Out of the papers covered in this work, we highlight Madumal et al.’s work [40], but also Sequeira and Gervasio [52] and van der Waa et al. [62]; of all thirteen selected XRL methods, only five evaluate (non-expert) user satisfaction and/or utility of a method [17, 29, 40, 52, 62], and only three of these offer contrastive explanations [40, 52, 62]. So, of all selected papers, only these free provide a combination of both, not only offering useful contrastive explanations, but also explicitly bearing in mind the human user at the end of an explanation.

4.1 Conclusion

For practical, legal, and psychological reasons, XRL (and XAI) is a quickly advancing field in research that has to address some key challenges to prove even more beneficial and useful. In order to have a common understanding about the goals and capabilities of an XAI/XRL model, a ubiquitous terminology is important; due to this, we suggest the term interpretability to be used from here on out and have defined it as ‘the ability to not only extract or generate explanations for the decisions of the model, but also to present this information in a way that is understandable by human (non-expert) users to, ultimately, enable them to predict a model’s behaviour’. This is closely related to Causability, referring to the quality of an explanation [26]. Different approaches are possible to achieve interpretability, depending on the scope (global vs. local) and the time of information extraction (intrinsic vs. post-hoc). Due to the complexity of a RL model, post-hoc interpretability seems to be easier to achieve than intrinsic interpretability: simplifying the original model (for example with the use of a surrogate model) instead of developing a simple model in the first place seems to be easier to achieve, but comes at the cost of accuracy/performance.
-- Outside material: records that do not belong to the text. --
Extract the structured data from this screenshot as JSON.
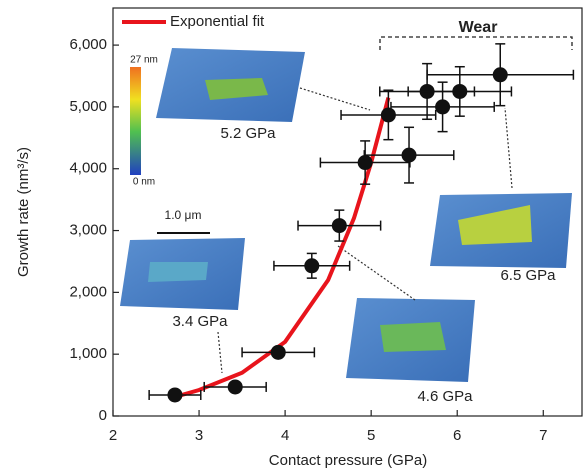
{
  "chart_data": {
    "type": "scatter",
    "x_label": "Contact pressure (GPa)",
    "y_label": "Growth rate (nm³/s)",
    "xlim": [
      2,
      7.45
    ],
    "ylim": [
      0,
      6600
    ],
    "xticks": [
      2,
      3,
      4,
      5,
      6,
      7
    ],
    "yticks": [
      0,
      {
        "value": 1000,
        "label": "1,000"
      },
      {
        "value": 2000,
        "label": "2,000"
      },
      {
        "value": 3000,
        "label": "3,000"
      },
      {
        "value": 4000,
        "label": "4,000"
      },
      {
        "value": 5000,
        "label": "5,000"
      },
      {
        "value": 6000,
        "label": "6,000"
      }
    ],
    "series": [
      {
        "name": "Exponential fit",
        "type": "line",
        "color": "#e8141c",
        "x": [
          2.7,
          3.0,
          3.5,
          4.0,
          4.5,
          4.8,
          5.0,
          5.2
        ],
        "values": [
          300,
          420,
          700,
          1200,
          2200,
          3200,
          4100,
          5150
        ]
      },
      {
        "type": "scatter",
        "color": "#111111",
        "x": [
          2.72,
          3.42,
          3.92,
          4.31,
          4.63,
          4.93,
          5.44,
          5.2,
          5.65,
          5.83,
          6.03,
          6.5
        ],
        "values": [
          340,
          470,
          1030,
          2430,
          3080,
          4100,
          4220,
          4870,
          5250,
          5000,
          5250,
          5520
        ],
        "xerr": [
          0.3,
          0.36,
          0.42,
          0.44,
          0.48,
          0.52,
          0.52,
          0.55,
          0.55,
          0.6,
          0.6,
          0.85
        ],
        "yerr": [
          0,
          0,
          0,
          200,
          250,
          350,
          450,
          400,
          450,
          400,
          400,
          500
        ]
      }
    ],
    "annotations": [
      "Wear",
      "5.2 GPa",
      "3.4 GPa",
      "4.6 GPa",
      "6.5 GPa",
      "1.0 μm",
      "27 nm",
      "0 nm"
    ]
  }
}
However, despite some existing research, especially XRL models often lack to consider the human user at the receiving end of an explanation and to adapt the model to them for maximum benefit. Research shows that contrastive explanations are more intuitive and valuable [42], and there is evidence that human users favor a global approach over a local one [62]. A context-aware system design is also important in order to cater to users with different characteristics, goals, and needs [2]. Especially considering the growing role of AI in critical infrastructures (for example analyzing and controlling power grids with models such as ARL [15, 59]), where the AI model might have to act autonomously or in cooperation with a human user, being able to explain and justify the model’s decisions is crucial.

To achieve this and be able to develop human-centered models for optimal and efficient human-computer interaction and cooperation, a bigger focus on interdisciplinary work is necessary, combining efforts from the fields of AI/ML, psychology, philosophy, and human-computer interaction.